Karen Stagner, who works with the Elks Lodge to arrange the Fourth of July parade, says the Lone Star Santas are a hit wherever they go. “It’s just a tremendous group,” she says, “and some of the most caring people I’ve ever met.”

Goetz says it takes a special heart to be a Santa. “You can go to all the classes and conventions you want, but if being a good Santa isn’t in your heart, it isn’t going to matter,” he says. “People think it is easy, but you have to know how to talk to kids.”

Even though 8 in 10 Santas bleach their hair white, Goetz’s is naturally that way. His beard and belly are real, too. “The more you look real,” he says, “the more you have kids saying they met the real Santa.”

That reality is not an inexpensive proposition, says member Dennis Queen. “I have about $4,000 in each suit and have three or four of them,” he says. Queen and his wife, Jane, a Mrs. Claus, relocate from Kerrville to San Antonio in a motor home each Christmas season.

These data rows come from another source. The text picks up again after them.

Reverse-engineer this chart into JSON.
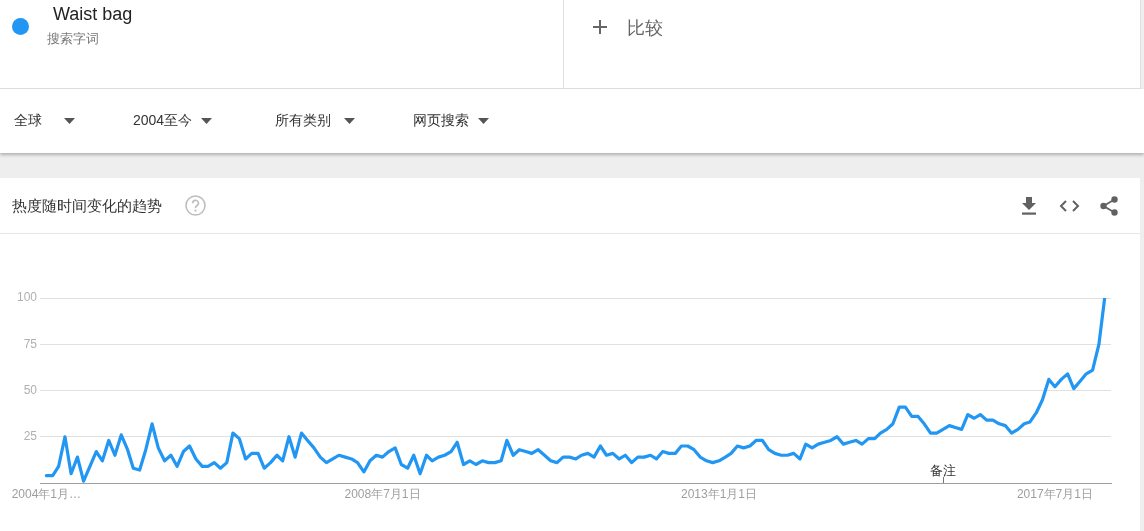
{
  "chart_data": {
    "type": "line",
    "title": "热度随时间变化的趋势",
    "annotations": [
      "搜索字词",
      "比较",
      "全球",
      "2004至今",
      "所有类别",
      "网页搜索",
      "备注"
    ],
    "x": [
      "2004-01",
      "2004-02",
      "2004-03",
      "2004-04",
      "2004-05",
      "2004-06",
      "2004-07",
      "2004-08",
      "2004-09",
      "2004-10",
      "2004-11",
      "2004-12",
      "2005-01",
      "2005-02",
      "2005-03",
      "2005-04",
      "2005-05",
      "2005-06",
      "2005-07",
      "2005-08",
      "2005-09",
      "2005-10",
      "2005-11",
      "2005-12",
      "2006-01",
      "2006-02",
      "2006-03",
      "2006-04",
      "2006-05",
      "2006-06",
      "2006-07",
      "2006-08",
      "2006-09",
      "2006-10",
      "2006-11",
      "2006-12",
      "2007-01",
      "2007-02",
      "2007-03",
      "2007-04",
      "2007-05",
      "2007-06",
      "2007-07",
      "2007-08",
      "2007-09",
      "2007-10",
      "2007-11",
      "2007-12",
      "2008-01",
      "2008-02",
      "2008-03",
      "2008-04",
      "2008-05",
      "2008-06",
      "2008-07",
      "2008-08",
      "2008-09",
      "2008-10",
      "2008-11",
      "2008-12",
      "2009-01",
      "2009-02",
      "2009-03",
      "2009-04",
      "2009-05",
      "2009-06",
      "2009-07",
      "2009-08",
      "2009-09",
      "2009-10",
      "2009-11",
      "2009-12",
      "2010-01",
      "2010-02",
      "2010-03",
      "2010-04",
      "2010-05",
      "2010-06",
      "2010-07",
      "2010-08",
      "2010-09",
      "2010-10",
      "2010-11",
      "2010-12",
      "2011-01",
      "2011-02",
      "2011-03",
      "2011-04",
      "2011-05",
      "2011-06",
      "2011-07",
      "2011-08",
      "2011-09",
      "2011-10",
      "2011-11",
      "2011-12",
      "2012-01",
      "2012-02",
      "2012-03",
      "2012-04",
      "2012-05",
      "2012-06",
      "2012-07",
      "2012-08",
      "2012-09",
      "2012-10",
      "2012-11",
      "2012-12",
      "2013-01",
      "2013-02",
      "2013-03",
      "2013-04",
      "2013-05",
      "2013-06",
      "2013-07",
      "2013-08",
      "2013-09",
      "2013-10",
      "2013-11",
      "2013-12",
      "2014-01",
      "2014-02",
      "2014-03",
      "2014-04",
      "2014-05",
      "2014-06",
      "2014-07",
      "2014-08",
      "2014-09",
      "2014-10",
      "2014-11",
      "2014-12",
      "2015-01",
      "2015-02",
      "2015-03",
      "2015-04",
      "2015-05",
      "2015-06",
      "2015-07",
      "2015-08",
      "2015-09",
      "2015-10",
      "2015-11",
      "2015-12",
      "2016-01",
      "2016-02",
      "2016-03",
      "2016-04",
      "2016-05",
      "2016-06",
      "2016-07",
      "2016-08",
      "2016-09",
      "2016-10",
      "2016-11",
      "2016-12",
      "2017-01",
      "2017-02",
      "2017-03",
      "2017-04",
      "2017-05",
      "2017-06",
      "2017-07",
      "2017-08",
      "2017-09",
      "2017-10",
      "2017-11",
      "2017-12",
      "2018-01",
      "2018-02",
      "2018-03"
    ],
    "series": [
      {
        "name": "Waist bag",
        "color": "#2196f3",
        "values": [
          4,
          4,
          9,
          25,
          5,
          14,
          1,
          9,
          17,
          12,
          23,
          15,
          26,
          18,
          8,
          7,
          18,
          32,
          19,
          12,
          15,
          9,
          17,
          20,
          13,
          9,
          9,
          11,
          8,
          11,
          27,
          24,
          13,
          16,
          16,
          8,
          11,
          15,
          12,
          25,
          14,
          27,
          23,
          19,
          14,
          11,
          13,
          15,
          14,
          13,
          11,
          6,
          12,
          15,
          14,
          17,
          19,
          10,
          8,
          15,
          5,
          15,
          12,
          14,
          15,
          17,
          22,
          10,
          12,
          10,
          12,
          11,
          11,
          12,
          23,
          15,
          18,
          17,
          16,
          18,
          15,
          12,
          11,
          14,
          14,
          13,
          15,
          16,
          14,
          20,
          15,
          16,
          13,
          15,
          11,
          14,
          14,
          15,
          13,
          17,
          16,
          16,
          20,
          20,
          18,
          14,
          12,
          11,
          12,
          14,
          16,
          20,
          19,
          20,
          23,
          23,
          18,
          16,
          15,
          15,
          16,
          13,
          21,
          19,
          21,
          22,
          23,
          25,
          21,
          22,
          23,
          21,
          24,
          24,
          27,
          29,
          32,
          41,
          41,
          36,
          36,
          32,
          27,
          27,
          29,
          31,
          30,
          29,
          37,
          35,
          37,
          34,
          34,
          32,
          31,
          27,
          29,
          32,
          33,
          38,
          45,
          56,
          52,
          56,
          59,
          51,
          55,
          59,
          61,
          75,
          100
        ]
      }
    ],
    "xlim": [
      "2003-12",
      "2018-04"
    ],
    "xticks": [
      {
        "value": "2004-01",
        "label": "2004年1月…"
      },
      {
        "value": "2008-07",
        "label": "2008年7月1日"
      },
      {
        "value": "2013-01",
        "label": "2013年1月1日"
      },
      {
        "value": "2017-07",
        "label": "2017年7月1日"
      }
    ],
    "ylim": [
      0,
      100
    ],
    "yticks": [
      {
        "value": 0,
        "label": null
      },
      25,
      50,
      75,
      100
    ],
    "grid": "y",
    "legend": "top left",
    "marker": "none",
    "line_style": "solid"
  }
}
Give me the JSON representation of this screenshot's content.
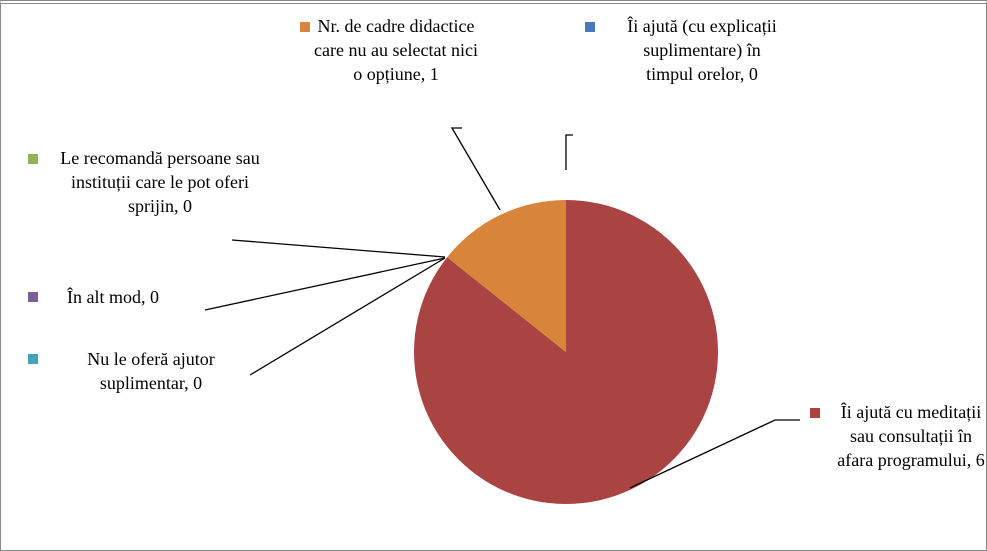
{
  "chart_data": {
    "type": "pie",
    "categories": [
      "Îi ajută (cu explicații suplimentare) în timpul orelor",
      "Îi ajută cu meditații sau consultații în afara programului",
      "Nu le oferă ajutor suplimentar",
      "În alt mod",
      "Le recomandă persoane sau instituții care le pot oferi sprijin",
      "Nr. de cadre didactice care nu au selectat nici o opțiune"
    ],
    "values": [
      0,
      6,
      0,
      0,
      0,
      1
    ],
    "colors": [
      "#4a7ab5",
      "#a94442",
      "#45a2bb",
      "#7a5f9c",
      "#92b357",
      "#d9843b"
    ]
  }
}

All Lone Star Santas are volunteers. They pay for their own gas, hotel stays and meals on convoys. “Every penny donated to Lone Star Santas stays in it; none of it goes to our members,” Goetz says.

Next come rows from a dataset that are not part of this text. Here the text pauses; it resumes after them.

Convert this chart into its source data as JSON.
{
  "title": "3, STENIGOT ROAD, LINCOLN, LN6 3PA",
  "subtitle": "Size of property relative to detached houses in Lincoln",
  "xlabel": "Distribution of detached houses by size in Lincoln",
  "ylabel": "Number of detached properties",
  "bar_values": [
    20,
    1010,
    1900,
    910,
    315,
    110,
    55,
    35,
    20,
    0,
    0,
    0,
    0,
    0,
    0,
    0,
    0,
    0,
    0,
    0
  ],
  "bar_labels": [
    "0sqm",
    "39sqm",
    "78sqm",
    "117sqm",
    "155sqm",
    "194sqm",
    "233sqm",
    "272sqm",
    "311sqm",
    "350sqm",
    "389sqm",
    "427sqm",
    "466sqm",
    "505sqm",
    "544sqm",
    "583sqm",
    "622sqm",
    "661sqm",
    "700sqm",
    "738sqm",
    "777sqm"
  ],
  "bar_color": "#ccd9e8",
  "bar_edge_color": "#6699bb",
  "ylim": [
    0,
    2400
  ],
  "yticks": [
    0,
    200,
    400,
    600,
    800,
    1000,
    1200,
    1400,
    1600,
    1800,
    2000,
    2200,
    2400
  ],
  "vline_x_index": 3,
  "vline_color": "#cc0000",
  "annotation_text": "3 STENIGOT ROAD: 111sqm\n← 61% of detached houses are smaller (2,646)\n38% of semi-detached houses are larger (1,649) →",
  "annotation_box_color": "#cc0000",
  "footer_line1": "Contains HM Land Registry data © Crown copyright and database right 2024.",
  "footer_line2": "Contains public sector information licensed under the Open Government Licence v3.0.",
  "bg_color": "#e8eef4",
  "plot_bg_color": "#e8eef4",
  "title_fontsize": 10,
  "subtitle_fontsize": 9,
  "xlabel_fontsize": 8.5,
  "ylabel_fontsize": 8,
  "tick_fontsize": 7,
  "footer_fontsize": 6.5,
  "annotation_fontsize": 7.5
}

Why go to all the trouble? “It’s important for kids to believe in Santa, to have something to believe in,” he says. “We try to make kids grow up too quick now. A lot of people say it is a calling, and I’m starting to believe it. I’ll probably be buried in my Santa suit.”

The organization sponsors at least one “Santa school” in Texas every year to help teach members the ropes.

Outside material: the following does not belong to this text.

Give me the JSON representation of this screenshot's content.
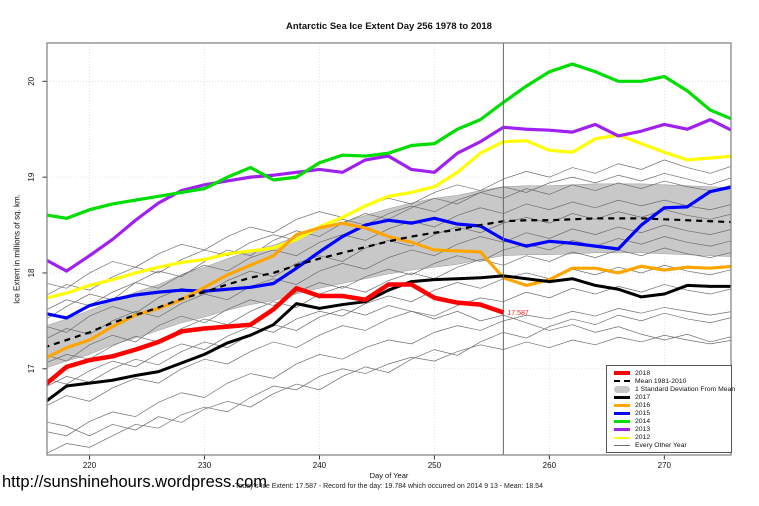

Jane Queen says she and Dennis also learn a lot from other participants. “Santas are so smart and willing to share their craft,” she says.

“This is who I’ve become, all year long,” Dennis Queen says. “I think I’ve become a different person because of it. Our Christmas tree is up all year long.”

Jane Queen says that when the couple goes out, people regularly call them Santa and Mrs. Claus. “We wouldn’t trade it for anything—meeting the other Santas, the friendships we’ve developed,” she says.

Fletcher agrees that being Santa is a calling. “Once I put on the red suit and walk into a store or restaurant, invariably someone stops me and wants to get a picture with Santa,” he says. When a child says “Hi,” Fletcher explains, all of the attention goes to that child. He appreciates the smiles on every face when he leaves a restaurant because those smiles mean that the people forget about things that are going on and just enjoy a moment.

“I can’t get over what we can do,” he says, “Our brand is love, hope and joy. There’s just a joy to being Santa.”